Real estate isn’t like a game of monopoly, you can’t just name a price and expect people to pay it. You need to arrive at an intelligently set reserve price that takes into account a number of important factors. ACT Auctioneer of the Year Mark Larmer says that: “A good agent should help to educate sellers on the state of the market, the level of interest in your property and what buyers are willing to pay. You should be adjusting your sales expectations and reserve price throughout your campaign based on changes in the market and the feedback you receive.” The reserve price should be the price you are happy to sell at and should give an indication of what the property is worth.

That’s not to say that you can’t get results above and beyond your expectations. There was a record setting auction in Campbell just last weekend that did exactly that, selling for $2.33 million (more than $100,000 over the reserve). For results like this though, you really need to make sure you are auctioning the right property and attracting the right competition. It helps that it was an impressive and well-presented property, but clear and transparent communication with potential buyers and attention to detail at every stage also had a significant impact.

With auctions, it is your agent’s job to talk to a wide range of buyers, present a compelling value proposition for the property and get them excited to bid on the day. Jonathan Charles, the agent in charge of the Campbell sale, also points out that “It’s really important that you work with buyers and make sure they are informed and ready to bid. You need to educate them on the process and let them know exactly what to expect on auction day. We had 8 registered buyers on the day and achieved a great result for both the buyers and the sellers. Both parties were really happy.”
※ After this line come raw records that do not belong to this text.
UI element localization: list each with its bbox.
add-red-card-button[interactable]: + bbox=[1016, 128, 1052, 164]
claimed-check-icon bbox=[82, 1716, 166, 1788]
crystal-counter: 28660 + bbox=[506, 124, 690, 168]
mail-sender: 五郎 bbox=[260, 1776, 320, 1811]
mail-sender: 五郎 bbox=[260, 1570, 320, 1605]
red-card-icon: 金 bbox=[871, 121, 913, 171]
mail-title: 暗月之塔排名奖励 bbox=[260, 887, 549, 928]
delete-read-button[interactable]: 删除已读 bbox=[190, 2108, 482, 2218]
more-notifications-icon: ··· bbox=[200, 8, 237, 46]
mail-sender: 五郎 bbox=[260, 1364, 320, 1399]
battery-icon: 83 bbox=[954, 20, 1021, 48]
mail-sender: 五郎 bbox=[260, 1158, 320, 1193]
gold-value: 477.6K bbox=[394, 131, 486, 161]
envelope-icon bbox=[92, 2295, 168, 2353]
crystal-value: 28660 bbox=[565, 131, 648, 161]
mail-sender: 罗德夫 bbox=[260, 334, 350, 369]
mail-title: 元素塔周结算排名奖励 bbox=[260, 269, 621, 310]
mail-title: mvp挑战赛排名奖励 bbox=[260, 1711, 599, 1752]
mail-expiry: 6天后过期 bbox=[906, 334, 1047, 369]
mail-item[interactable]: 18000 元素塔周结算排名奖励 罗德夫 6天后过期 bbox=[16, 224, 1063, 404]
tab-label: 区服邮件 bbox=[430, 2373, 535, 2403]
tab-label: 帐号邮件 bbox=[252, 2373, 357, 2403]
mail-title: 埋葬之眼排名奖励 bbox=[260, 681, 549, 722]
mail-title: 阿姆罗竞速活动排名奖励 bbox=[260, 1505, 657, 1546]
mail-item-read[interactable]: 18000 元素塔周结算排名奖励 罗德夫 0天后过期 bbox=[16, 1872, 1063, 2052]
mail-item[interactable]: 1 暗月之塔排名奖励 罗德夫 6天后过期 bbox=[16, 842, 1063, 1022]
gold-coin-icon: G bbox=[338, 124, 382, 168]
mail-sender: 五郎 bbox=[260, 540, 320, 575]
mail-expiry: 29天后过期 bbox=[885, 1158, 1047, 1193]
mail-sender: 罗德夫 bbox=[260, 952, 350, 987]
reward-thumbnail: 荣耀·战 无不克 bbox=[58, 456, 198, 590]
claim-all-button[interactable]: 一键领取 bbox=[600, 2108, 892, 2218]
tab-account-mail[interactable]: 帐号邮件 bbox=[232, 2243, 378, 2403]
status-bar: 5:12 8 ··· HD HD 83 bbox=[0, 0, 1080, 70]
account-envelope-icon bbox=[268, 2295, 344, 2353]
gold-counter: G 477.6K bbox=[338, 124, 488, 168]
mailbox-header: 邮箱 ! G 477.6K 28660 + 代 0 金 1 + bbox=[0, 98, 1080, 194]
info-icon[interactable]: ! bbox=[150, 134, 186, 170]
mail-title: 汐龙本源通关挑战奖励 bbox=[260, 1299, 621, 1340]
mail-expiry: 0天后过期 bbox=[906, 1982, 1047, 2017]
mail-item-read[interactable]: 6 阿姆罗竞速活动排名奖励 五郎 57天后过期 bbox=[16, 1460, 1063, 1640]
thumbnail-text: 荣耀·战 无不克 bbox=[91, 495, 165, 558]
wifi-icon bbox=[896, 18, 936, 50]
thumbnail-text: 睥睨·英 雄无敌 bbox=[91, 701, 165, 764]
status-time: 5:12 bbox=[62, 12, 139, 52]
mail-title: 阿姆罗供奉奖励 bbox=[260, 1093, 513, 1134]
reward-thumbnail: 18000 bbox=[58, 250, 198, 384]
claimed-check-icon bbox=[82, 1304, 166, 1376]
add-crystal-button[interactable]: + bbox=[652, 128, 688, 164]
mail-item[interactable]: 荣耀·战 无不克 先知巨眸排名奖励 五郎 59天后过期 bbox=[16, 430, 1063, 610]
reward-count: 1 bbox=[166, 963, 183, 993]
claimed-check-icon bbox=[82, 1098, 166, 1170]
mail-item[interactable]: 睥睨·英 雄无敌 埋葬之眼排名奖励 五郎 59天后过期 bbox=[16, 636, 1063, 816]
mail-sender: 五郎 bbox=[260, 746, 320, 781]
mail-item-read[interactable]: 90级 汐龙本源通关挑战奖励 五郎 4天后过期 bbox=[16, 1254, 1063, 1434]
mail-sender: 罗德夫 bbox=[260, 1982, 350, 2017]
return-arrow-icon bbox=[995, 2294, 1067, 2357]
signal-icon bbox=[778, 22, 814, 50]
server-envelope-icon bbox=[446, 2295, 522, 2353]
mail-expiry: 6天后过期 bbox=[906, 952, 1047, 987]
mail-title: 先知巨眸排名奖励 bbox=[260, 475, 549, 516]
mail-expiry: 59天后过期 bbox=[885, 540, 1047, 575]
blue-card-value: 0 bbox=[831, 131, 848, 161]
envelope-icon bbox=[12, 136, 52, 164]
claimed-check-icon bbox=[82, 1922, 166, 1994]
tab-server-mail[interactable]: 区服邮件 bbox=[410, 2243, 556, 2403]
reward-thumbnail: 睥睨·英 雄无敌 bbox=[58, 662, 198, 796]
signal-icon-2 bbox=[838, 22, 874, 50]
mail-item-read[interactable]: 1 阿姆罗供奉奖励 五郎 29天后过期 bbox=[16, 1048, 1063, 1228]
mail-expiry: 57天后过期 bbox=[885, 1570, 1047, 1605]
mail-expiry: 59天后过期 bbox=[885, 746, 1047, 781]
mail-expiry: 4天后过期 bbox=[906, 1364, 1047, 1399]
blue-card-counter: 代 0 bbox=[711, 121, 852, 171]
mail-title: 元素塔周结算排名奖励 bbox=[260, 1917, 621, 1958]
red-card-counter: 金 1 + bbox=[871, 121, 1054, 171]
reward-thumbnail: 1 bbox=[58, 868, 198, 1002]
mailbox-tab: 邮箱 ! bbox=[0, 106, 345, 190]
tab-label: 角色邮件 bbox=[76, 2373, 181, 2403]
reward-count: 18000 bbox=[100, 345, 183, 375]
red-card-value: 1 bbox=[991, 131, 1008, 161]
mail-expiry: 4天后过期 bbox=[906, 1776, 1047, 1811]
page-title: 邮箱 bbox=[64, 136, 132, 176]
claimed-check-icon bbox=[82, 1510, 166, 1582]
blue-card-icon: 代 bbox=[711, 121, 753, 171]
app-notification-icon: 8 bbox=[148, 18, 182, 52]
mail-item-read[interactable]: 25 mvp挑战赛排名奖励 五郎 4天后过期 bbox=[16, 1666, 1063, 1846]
For auctions to be successful you need to have a certain level of competition. When you have enough interested buyers, that’s when competition kicks in and drives the price up. According to Mark Larmer: “Auctions are really just a form of intensive negotiation between a number of interested buyers all at the same time. They let you find out who wants the property for the most amount of money. And if a buyer really loves the property, they are usually happy to pay a little extra to make sure they get it.”